A. pompejana (Fig.7), is found in the East Pacific Rise, but not in the Guaymas Basin and Galapagos Rift, unlike R. pachyptila (Desbruyères et al. 2006).
Figure 7. Alvinella pompejana (Pompeii worm), University of Delaware College of Marine Studies.
This worm has been described as being amongst the most heat-tolerant eukaryotic, metazoan organisms on the planet (Pradillon & Gaill 2009), as it has been shown to inhabit the surfaces of very high temperature vent chimneys, that may reach 80°C or more; such as the surfaces of the black-smoker chimneys of the Eastern-Pacific Rise (Pradillon & Gaill 2009). For this reason, A. pompejana is a much studied species for the adaptive mechanisms it uses to cope with high environmental temperatures (Pradillon & Gaill 2009).

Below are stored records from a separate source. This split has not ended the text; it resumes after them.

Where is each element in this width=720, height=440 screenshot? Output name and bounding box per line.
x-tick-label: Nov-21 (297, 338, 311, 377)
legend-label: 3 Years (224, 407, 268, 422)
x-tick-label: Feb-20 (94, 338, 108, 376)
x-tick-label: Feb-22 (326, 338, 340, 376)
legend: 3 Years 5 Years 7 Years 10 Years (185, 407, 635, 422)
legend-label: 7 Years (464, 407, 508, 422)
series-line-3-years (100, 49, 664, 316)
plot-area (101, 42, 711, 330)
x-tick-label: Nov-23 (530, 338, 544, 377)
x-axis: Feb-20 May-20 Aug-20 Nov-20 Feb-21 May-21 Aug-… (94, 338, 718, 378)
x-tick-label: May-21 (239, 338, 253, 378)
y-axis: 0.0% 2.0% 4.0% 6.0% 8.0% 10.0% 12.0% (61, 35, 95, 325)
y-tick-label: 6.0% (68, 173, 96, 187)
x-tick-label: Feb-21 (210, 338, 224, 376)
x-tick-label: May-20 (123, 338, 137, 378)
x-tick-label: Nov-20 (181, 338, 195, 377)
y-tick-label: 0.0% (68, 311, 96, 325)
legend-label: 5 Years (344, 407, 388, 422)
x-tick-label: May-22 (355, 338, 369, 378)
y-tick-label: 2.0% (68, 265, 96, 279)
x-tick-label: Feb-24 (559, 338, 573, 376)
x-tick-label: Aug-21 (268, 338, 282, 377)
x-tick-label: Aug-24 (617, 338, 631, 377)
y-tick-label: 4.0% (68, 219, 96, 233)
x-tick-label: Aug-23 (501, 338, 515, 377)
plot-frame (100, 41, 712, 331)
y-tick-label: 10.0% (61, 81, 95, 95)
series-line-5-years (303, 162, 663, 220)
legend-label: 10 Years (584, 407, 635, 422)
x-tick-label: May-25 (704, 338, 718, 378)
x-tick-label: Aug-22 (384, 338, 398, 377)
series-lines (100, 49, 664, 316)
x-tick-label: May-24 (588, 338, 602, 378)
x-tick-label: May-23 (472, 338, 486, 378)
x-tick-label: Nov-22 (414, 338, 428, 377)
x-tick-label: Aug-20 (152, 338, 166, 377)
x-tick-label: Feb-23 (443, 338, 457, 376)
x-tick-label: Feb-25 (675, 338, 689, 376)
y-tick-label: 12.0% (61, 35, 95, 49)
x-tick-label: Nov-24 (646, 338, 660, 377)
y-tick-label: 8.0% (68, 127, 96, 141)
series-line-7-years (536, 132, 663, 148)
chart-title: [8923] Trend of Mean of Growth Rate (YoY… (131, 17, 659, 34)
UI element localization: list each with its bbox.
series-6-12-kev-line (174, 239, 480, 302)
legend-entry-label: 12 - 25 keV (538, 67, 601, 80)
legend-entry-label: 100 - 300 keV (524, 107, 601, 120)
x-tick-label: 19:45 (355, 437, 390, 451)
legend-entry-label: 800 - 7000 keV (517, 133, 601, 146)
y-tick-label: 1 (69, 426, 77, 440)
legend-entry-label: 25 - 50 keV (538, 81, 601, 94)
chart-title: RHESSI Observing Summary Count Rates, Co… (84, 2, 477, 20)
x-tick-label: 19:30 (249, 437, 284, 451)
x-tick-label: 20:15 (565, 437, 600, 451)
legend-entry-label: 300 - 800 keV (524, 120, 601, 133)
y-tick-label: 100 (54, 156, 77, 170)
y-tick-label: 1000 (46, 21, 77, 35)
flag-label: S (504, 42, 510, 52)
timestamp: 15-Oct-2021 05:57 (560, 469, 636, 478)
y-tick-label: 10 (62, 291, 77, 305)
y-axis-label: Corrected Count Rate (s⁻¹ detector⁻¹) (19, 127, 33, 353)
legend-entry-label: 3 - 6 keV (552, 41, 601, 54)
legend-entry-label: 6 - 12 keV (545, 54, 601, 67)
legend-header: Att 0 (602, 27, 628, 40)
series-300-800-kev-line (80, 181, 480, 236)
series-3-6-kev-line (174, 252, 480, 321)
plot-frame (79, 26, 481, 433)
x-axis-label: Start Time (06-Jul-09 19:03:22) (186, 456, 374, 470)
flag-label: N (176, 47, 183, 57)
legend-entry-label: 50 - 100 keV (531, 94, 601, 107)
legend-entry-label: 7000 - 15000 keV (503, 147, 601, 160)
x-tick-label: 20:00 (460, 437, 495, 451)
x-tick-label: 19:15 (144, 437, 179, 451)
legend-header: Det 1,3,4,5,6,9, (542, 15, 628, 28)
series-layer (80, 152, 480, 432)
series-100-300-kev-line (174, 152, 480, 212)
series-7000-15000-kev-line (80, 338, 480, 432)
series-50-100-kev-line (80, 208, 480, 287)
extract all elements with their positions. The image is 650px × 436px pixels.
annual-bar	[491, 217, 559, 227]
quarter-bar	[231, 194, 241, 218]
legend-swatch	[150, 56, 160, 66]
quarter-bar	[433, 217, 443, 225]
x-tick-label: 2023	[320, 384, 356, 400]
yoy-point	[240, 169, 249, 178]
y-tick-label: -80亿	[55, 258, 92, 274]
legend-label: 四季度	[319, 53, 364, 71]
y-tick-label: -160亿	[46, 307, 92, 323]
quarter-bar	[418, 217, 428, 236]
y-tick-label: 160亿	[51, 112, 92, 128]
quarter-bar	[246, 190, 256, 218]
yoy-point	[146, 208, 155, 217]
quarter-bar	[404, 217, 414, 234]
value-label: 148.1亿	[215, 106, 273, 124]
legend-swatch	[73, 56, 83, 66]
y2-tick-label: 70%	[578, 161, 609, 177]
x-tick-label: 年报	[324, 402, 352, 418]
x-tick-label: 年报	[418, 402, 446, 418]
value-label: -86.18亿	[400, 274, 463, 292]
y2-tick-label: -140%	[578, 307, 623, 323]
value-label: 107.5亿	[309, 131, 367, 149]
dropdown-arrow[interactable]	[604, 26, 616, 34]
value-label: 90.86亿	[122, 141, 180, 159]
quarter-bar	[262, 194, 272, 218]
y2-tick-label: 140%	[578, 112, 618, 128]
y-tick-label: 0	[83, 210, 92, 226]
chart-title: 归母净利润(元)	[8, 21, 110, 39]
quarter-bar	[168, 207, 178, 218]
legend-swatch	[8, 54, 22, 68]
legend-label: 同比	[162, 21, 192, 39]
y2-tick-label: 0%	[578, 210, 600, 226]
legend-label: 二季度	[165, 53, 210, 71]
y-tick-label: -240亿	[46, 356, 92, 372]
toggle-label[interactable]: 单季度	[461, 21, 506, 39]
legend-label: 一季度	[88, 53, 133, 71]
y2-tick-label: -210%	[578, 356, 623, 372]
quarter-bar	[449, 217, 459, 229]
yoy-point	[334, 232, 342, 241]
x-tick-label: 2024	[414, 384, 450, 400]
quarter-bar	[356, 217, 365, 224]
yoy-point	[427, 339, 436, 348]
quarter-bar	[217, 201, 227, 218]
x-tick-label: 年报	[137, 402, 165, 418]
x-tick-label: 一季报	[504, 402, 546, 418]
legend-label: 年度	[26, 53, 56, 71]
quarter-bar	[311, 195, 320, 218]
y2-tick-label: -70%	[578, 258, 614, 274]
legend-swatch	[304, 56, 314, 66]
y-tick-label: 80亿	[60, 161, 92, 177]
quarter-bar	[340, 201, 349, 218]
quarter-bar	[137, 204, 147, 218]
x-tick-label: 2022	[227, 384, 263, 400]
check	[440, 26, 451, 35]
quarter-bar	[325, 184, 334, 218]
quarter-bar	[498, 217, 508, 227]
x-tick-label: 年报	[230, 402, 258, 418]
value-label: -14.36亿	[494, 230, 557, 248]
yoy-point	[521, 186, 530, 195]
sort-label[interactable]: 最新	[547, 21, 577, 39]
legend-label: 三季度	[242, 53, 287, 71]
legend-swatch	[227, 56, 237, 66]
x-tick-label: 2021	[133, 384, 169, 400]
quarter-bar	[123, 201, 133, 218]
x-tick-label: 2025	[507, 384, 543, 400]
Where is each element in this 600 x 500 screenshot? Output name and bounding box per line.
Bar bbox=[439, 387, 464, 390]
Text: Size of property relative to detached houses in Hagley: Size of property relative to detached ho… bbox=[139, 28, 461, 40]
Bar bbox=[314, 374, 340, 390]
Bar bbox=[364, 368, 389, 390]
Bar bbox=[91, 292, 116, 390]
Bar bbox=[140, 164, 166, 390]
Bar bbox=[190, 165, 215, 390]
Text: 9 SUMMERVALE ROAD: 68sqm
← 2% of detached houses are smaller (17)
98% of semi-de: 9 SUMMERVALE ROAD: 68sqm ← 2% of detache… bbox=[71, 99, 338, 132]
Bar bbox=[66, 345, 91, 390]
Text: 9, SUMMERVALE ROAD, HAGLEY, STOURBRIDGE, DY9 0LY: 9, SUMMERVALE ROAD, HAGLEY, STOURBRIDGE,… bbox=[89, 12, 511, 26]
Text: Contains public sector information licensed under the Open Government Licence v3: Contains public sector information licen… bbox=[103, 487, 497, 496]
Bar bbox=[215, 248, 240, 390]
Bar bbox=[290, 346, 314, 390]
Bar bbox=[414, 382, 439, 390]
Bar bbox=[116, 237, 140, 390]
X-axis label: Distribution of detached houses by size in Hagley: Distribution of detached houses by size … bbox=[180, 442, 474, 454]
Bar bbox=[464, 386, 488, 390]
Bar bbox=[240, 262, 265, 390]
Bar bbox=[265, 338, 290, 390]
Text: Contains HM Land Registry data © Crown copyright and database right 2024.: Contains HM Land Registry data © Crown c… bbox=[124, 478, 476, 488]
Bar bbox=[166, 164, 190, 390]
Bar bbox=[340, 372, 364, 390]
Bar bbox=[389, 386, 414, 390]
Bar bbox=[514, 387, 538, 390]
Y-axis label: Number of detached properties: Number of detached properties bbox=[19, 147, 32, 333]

A. pompejana may grow up to 150mm in length and lives in a tube, which typically forms honey-comb arrangements with other worms of the species, around the openings of vents and on the walls of sulphide chimneys (Desbruyères et al. 2006; Gage & Tyler 1991; Pradillon & Gaill 2009).
In contrast to R. pachyptila; A. pompejana possesses ‘epibiotic-chemoautotrophic symbionts’. These are abundant on the surface of the branched appendages of the worm; they are also found on the inner surface of the tube which it inhabits (Desbruyères et al. 2006; Gage & Tyler 1991; Pradillon & Gaill 2009).
The role of the symbiotic bacteria is not fully understood and could be important for helping to provide a source of nutrition for the worm by production of organic compounds (Desbruyères et al. 2006; Gage & Tyler 1991; Pradillon & Gaill 2009); or to reduce the toxicity of the surrounding environment (Gage & Tyler 1991; Pradillon & Gaill 2009). They may also help to reduce the extent of heat exposure from the sulphide chimneys on which it lives (Pradillon & Gaill 2009).
The way in which these worms tolerate such high temperatures may be due to their extracellular composition which contains modified collagen, that allows for an exceeded thermal stability, withstanding temperatures of over 65°C (Pradillon & Gaill 2009).
However, unlike adult worms, which inhabit hot, sulphide-chimney walls, embryonic worms do not possess forms of collagen that allow them to be thermotolerant (Pradillon & Gaill 2009). A study showed that embryos incubated near to adult worms, in hot venting areas, showed development-prevention or death (Pradillon & Gaill 2009). Nevertheless, embryos that were incubated near to the milder, R. pachyptila region, below the A. pompejana colony, survived and developed normally(Pradillon & Gaill 2009).
These results suggest that development of juvenile A. pompejana species can occur outside of the main colony until the worms are developed enough to withstand the high-temperature habitat of the adult worms (Pradillon & Gaill 2009).
It has also been shown that development of the worms is halted at ‘abyssal temperatures’ of approximately 2°C, such as those in bottom currents near to the sea bed. These currents may allow for ‘dispersal of the embryos in a dormant state’, which could then be reversed when the embryos encountered a vent-site, where they would experience an increase in temperature; however more research into this theory is needed (Pradillon & Gaill 2009).